Les Rafale reviennent sous les projecteurs en Inde. Alors que le pays entre bientôt en campagne électorale, le principal représentant de l’opposition, Rahul Gandhi, accuse le gouvernement Modi de cacher à la population le prix véritable que Delhi a accepté de payer en donnant son accord, en septembre 2016, pour l’achat de 36 avions de combat à l’avionneur français Dassault. Mardi 24 juillet, le quotidien The Hindu a annoncé que le Parti du Congrès allait déposer un recours au parlement contre le Premier ministre et sa ministre de la Défense, Nirmala Sitharaman, pour “mensonge” et “abus de pouvoir”.
Le parti présidé par Rahul Gandhi est convaincu qu’il y a eu “escroquerie” et conteste “l’affirmation selon laquelle l’accord intergouvernemental de 2008 entre l’Inde et la France, signé sous la précédente majorité, ne permet pas au gouvernement indien de révéler le montant du marché”, ce que prétend Narendra Modi. Rahul Gandhi avait lancé la polémique vendredi 20 juillet, à l’occasion du débat sur une motion de censure contre le pouvoir actuel.
L’argent du contribuable est en jeu
The Economic Times a fait le calcul : “Le contrat était évalué en 2012 à 189,4 milliards de roupies (2,35 milliards d’euros) et il a finalement été signé pour 601,4 milliards de roupies (7,48 milliards d’euros)”. Le ministère indien de la défense parle même aujourd’hui de “670 milliards de roupies” (8,31 milliards d’euros). Si le Parti du Congrès veut une explication sur ces écarts, c’est parce que l’argent du contribuable est en jeu et parce que Rahul Gandhi jure s’être entendu dire par le président français Emmanuel Macron, lors d’un tête-à-tête à Delhi, en mars, qu’il n’y avait aucun secret défense dans ce dossier.
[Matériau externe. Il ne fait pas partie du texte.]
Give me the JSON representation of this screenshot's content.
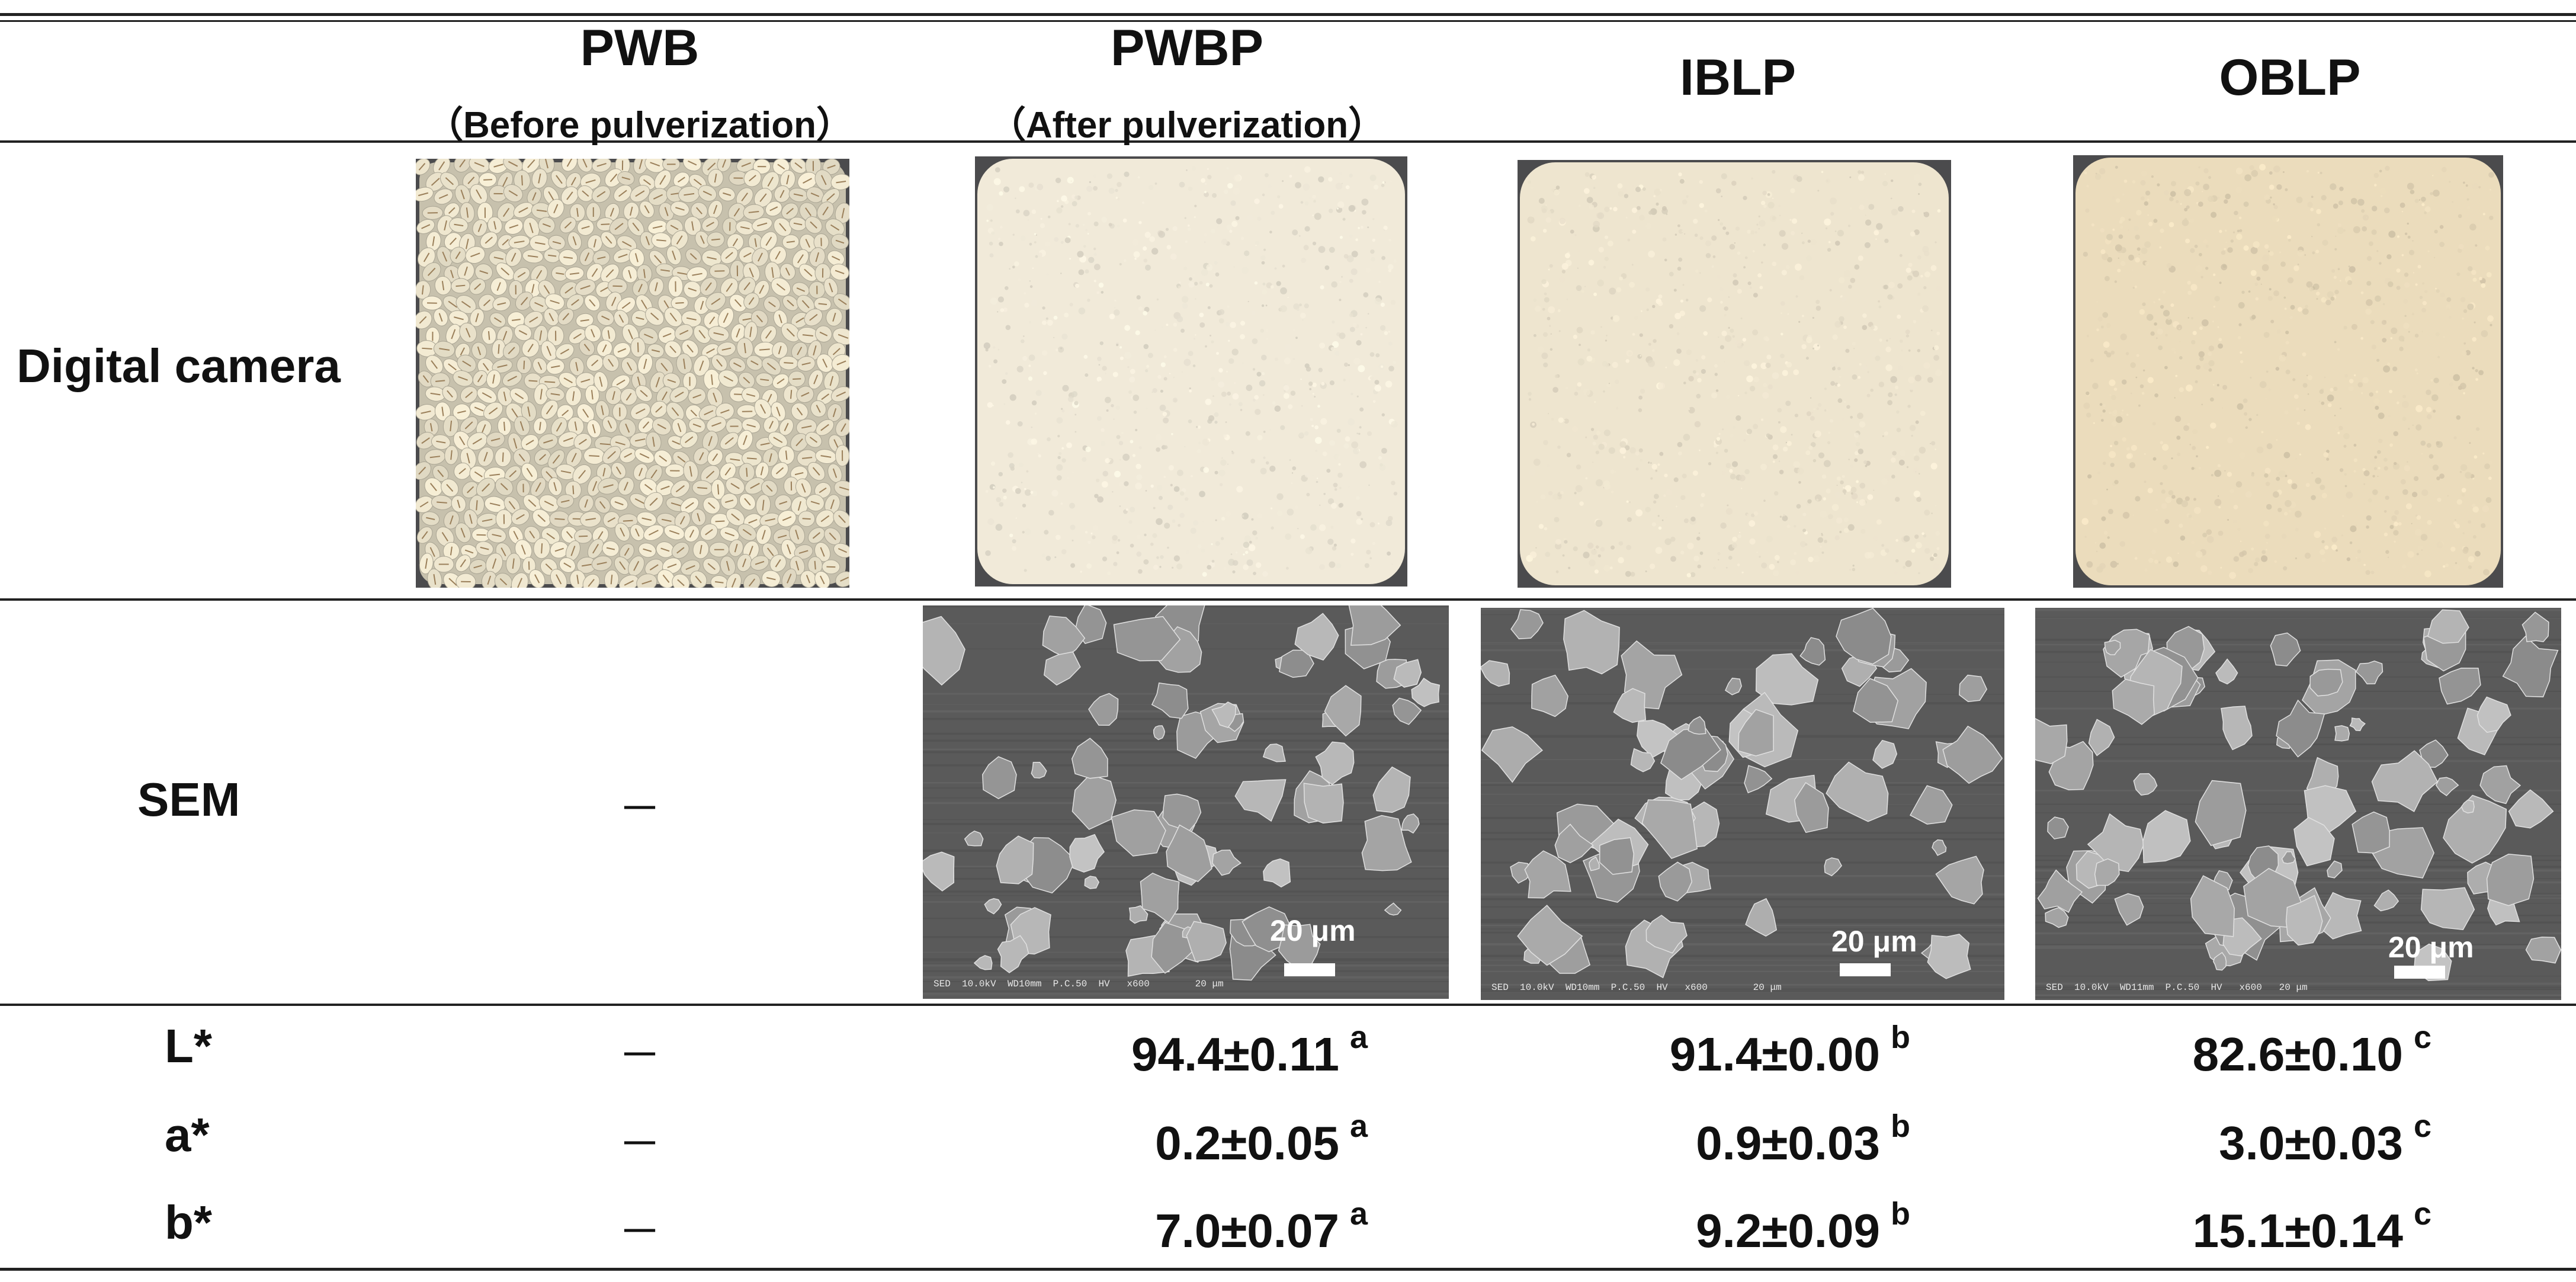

“Ce sont des allégations infondées”, ne cesse de répéter le parti nationaliste hindou majoritaire (BJP), cité par The Hindustan Times, car la confidentialité ne porte pas sur le prix des Rafale mais sur l’équipement des avions. “La divulgation de certaines informations pourrait avoir un impact sur la sécurité et les capacités opérationnelles des arsenaux indiens et français”, affirme-t-il. Pour l’instant, le gouvernement Modi se contente d’indiquer qu’à l’unité, le prix final des Rafale est en fait “inférieur de 9 %” à celui envisagé au tout début de cette affaire, oubliant de rappeler qu’initialement, l’Inde prévoyait d’acheter non pas 36 Rafale, mais 126.
“Le vrai problème, ce ne sont pas les Rafale”, explique le journal économique Mint dans son éditorial du 24 juillet. Certes, des questions restent sans réponse, comme celle du favoritisme dont le choix du partenaire local de Dassault, Reliance Defence, pourrait avoir été entaché. Mais en réalité, “Rahul Gandhi cherche un tremplin pour accéder au pouvoir en 2019”, à la faveur des élections législatives programmées au printemps.
“Le culte du secret va à l’encontre du débat démocratique”, reconnaît Mint, mais la vraie question est de savoir de combien d’escadrons l’Inde a besoin pour se protéger de ses ennemis. “Rahul Gandhi prend plaisir à mouiller le président d’un pays étranger ami dans son combat politique, il ferait mieux de faire des propositions sérieuses en la matière.”